Lewes novelist Mary Hocking, who has died aged 92, epitomised the lonely, struggling author as she worked in her small attic room.
Little did she realise that one day her books would be in great demand.
She was a prolific writer, producing a total of 24 books between 1961 and 1996.
From her cottage in Church Row, Lewes, she wove her stories; first hand-written and then on her beloved Remington typewriter.
In later years she believed her “days in the sun”, as she called them, were over. Little did she realise that on the internet, readers and admirers were clamouring to know what had happened to her since the last of her books, The Meeting Place, was published.
Born in in London in 1921, Mary was educated at Haberdashers’ Aske’s Girls School, Acton. During the Second World War she served in the Women’s Royal Naval Service (Wrens) attached to the Fleet Air Arm Meteorology branch and then briefly with the Signal Section in Plymouth.
Writing was in her blood. Juggling her work as a local government officer in Middlesex Education Department with writing, at first short stories for magazines and pieces for The Times Educational Supplement, she then had her first book, The Winter City, published in 1961.

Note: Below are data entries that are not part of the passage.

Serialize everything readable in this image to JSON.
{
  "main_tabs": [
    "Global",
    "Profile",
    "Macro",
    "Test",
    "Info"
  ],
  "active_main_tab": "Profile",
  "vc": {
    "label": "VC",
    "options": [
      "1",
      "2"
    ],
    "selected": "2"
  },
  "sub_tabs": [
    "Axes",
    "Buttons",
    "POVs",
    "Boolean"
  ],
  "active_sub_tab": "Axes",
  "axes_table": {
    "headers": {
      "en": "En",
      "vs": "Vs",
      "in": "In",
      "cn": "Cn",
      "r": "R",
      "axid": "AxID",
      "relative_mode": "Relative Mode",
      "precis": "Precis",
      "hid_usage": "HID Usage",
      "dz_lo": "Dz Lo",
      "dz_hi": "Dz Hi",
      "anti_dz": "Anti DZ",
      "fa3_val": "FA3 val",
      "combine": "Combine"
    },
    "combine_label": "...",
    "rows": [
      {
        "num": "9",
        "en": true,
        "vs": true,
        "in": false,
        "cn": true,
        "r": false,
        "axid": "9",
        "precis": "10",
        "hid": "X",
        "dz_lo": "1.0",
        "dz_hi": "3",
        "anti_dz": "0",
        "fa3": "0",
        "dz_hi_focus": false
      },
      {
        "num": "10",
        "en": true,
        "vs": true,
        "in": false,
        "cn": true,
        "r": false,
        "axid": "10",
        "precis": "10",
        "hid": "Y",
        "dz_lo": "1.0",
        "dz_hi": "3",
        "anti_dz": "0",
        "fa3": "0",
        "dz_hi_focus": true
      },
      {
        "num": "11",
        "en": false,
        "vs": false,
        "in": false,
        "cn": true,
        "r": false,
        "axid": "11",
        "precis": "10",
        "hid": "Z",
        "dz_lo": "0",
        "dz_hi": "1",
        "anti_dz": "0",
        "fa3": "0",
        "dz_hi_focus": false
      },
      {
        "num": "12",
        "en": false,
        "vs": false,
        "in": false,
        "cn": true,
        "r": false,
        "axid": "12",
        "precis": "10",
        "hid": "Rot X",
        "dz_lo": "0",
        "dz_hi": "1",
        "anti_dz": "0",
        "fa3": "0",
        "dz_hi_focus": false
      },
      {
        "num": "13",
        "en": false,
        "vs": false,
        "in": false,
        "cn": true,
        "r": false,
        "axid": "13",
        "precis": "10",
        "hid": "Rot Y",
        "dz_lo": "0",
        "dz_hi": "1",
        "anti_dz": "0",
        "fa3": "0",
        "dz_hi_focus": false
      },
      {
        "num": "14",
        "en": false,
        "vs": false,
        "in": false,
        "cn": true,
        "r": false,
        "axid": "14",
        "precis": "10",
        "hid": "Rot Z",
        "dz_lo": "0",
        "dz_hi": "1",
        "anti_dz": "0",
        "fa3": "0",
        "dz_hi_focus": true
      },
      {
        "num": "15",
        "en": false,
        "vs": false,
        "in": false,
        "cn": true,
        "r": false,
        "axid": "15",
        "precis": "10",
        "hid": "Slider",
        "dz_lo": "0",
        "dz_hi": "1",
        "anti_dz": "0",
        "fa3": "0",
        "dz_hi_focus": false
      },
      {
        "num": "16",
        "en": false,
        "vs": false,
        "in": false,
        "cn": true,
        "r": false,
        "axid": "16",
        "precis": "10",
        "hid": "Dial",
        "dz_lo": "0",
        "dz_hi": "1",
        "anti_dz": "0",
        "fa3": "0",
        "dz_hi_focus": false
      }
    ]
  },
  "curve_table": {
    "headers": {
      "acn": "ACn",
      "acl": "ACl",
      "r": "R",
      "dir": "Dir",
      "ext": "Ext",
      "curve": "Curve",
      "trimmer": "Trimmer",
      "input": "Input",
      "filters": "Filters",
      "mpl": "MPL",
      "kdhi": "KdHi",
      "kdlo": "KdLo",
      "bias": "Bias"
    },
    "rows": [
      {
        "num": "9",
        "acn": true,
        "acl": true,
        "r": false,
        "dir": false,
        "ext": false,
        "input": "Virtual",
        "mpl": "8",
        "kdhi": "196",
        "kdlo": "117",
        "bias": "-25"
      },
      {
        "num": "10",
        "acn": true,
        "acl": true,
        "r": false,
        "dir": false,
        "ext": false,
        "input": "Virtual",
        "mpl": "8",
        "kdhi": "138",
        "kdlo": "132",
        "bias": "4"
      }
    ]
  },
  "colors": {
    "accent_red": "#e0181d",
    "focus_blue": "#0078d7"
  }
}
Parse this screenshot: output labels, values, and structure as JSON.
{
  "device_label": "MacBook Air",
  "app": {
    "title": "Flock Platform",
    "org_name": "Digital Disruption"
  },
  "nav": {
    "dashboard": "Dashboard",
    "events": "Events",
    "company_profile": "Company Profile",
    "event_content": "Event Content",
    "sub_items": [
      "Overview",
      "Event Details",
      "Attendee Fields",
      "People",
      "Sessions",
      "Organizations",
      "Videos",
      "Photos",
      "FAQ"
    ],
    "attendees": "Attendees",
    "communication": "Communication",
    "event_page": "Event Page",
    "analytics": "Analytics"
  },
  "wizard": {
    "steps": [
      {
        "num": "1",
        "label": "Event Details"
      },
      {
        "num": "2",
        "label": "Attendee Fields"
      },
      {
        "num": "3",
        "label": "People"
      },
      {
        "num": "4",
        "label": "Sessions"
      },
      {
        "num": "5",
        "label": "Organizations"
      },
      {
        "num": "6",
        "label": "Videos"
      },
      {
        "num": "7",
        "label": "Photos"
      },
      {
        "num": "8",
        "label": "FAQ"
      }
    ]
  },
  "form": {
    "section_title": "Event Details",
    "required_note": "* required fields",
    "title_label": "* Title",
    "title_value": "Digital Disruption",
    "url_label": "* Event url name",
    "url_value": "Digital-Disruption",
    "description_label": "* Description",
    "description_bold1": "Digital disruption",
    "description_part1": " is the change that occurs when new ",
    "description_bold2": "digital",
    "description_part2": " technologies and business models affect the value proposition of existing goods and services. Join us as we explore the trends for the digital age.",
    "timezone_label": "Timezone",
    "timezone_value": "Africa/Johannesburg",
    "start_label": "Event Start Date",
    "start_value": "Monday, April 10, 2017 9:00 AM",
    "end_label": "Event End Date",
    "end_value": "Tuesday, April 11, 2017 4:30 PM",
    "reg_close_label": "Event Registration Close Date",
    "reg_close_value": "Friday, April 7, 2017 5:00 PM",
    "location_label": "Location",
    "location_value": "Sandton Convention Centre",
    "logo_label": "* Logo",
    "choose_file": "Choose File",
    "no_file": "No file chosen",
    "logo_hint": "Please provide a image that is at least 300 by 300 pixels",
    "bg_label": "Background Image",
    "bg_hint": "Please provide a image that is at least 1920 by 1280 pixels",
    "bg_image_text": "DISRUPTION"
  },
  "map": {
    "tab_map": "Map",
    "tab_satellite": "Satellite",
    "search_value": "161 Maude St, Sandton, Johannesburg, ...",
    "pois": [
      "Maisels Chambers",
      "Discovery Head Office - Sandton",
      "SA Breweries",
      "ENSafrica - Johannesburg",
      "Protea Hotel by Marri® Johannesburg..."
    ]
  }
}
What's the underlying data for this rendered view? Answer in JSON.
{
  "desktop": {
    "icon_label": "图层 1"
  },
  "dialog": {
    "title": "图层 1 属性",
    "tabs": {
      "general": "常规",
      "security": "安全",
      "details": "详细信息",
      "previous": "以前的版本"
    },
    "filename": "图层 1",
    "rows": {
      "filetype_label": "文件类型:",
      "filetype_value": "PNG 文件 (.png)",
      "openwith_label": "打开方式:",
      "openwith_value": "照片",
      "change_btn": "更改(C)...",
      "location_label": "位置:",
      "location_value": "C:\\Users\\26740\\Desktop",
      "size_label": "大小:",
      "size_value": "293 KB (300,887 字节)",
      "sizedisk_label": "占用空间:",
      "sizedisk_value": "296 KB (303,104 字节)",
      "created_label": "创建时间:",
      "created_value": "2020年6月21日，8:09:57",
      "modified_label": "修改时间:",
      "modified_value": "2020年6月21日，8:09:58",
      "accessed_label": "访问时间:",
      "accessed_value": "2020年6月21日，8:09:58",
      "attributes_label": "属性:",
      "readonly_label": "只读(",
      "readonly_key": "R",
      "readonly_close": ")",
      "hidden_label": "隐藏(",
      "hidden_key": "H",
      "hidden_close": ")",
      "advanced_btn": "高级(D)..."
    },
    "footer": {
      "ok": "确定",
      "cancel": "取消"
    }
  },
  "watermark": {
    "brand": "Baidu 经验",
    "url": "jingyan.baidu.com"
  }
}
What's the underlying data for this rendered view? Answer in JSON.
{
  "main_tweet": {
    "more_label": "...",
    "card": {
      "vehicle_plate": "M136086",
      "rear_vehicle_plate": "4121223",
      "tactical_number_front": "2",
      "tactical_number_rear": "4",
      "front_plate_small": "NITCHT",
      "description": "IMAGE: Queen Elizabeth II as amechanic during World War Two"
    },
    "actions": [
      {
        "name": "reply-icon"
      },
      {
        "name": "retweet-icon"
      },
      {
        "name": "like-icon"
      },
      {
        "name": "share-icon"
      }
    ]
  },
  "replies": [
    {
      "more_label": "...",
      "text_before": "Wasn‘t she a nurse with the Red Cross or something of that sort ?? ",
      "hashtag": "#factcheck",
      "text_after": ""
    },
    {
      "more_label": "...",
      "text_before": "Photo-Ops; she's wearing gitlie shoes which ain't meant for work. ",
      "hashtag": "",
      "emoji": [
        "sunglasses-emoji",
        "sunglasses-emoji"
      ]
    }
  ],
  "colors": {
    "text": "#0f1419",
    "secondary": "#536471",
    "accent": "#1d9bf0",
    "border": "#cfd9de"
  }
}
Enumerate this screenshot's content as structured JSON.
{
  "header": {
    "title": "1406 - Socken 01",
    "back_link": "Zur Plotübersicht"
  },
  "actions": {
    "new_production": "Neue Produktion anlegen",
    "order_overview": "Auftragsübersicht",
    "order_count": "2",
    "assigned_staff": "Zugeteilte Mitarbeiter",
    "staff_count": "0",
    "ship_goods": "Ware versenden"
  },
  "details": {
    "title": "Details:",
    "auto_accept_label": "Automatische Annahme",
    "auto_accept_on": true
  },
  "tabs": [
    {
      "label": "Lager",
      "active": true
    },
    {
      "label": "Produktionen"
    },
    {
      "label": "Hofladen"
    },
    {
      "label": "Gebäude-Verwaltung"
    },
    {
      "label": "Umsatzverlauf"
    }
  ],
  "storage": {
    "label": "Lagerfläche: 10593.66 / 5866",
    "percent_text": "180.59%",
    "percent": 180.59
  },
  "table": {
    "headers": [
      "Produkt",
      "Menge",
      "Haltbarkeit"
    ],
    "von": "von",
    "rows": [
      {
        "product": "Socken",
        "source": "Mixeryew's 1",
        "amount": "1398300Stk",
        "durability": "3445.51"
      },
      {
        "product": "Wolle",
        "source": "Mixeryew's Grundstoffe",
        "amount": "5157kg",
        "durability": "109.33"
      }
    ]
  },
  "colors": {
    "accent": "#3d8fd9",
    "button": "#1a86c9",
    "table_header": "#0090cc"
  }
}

The book was a success and enabled Mary to relinquish her full time occupation to devote her time to writing. Even so, when she came to her beloved Lewes in 1961, she still took a part-time appointment, as a secretary, with the East Sussex Educational Psychology department.
Long before family sagas had become cult viewing, she had embarked upon the ‘Fairley Family’ trilogy, Good Daughters, Indifferent Heroes, and Welcome Strangers, books which give her readers a faithful, realistic and uncompromising portrayal of ordinary people caught up in extraordinary times, between the years of 1933 and 1946.
For many years she was an active member of the ‘Monday Lit’, a Lewes-based group which brought in current writers and poets to speak about their work. Equally, she was an enthusiastic supporter of Lewes Little Theatre, where she found her role as ‘prompter’ the most satisfying, and worshipped at the town’s St Pancras RC Church.
Close friend Jenny Barrett said: “Highly intelligent, warm, good humoured, always generous, Mary had an insatiable appetite for knowledge whether it be books, theatre, the cinema, religion, or world affairs, she just wanted to know your opinion. She would amaze, most especially in her love of poetry. Well into her eighties, she could quote verse after verse of her favourite poets.”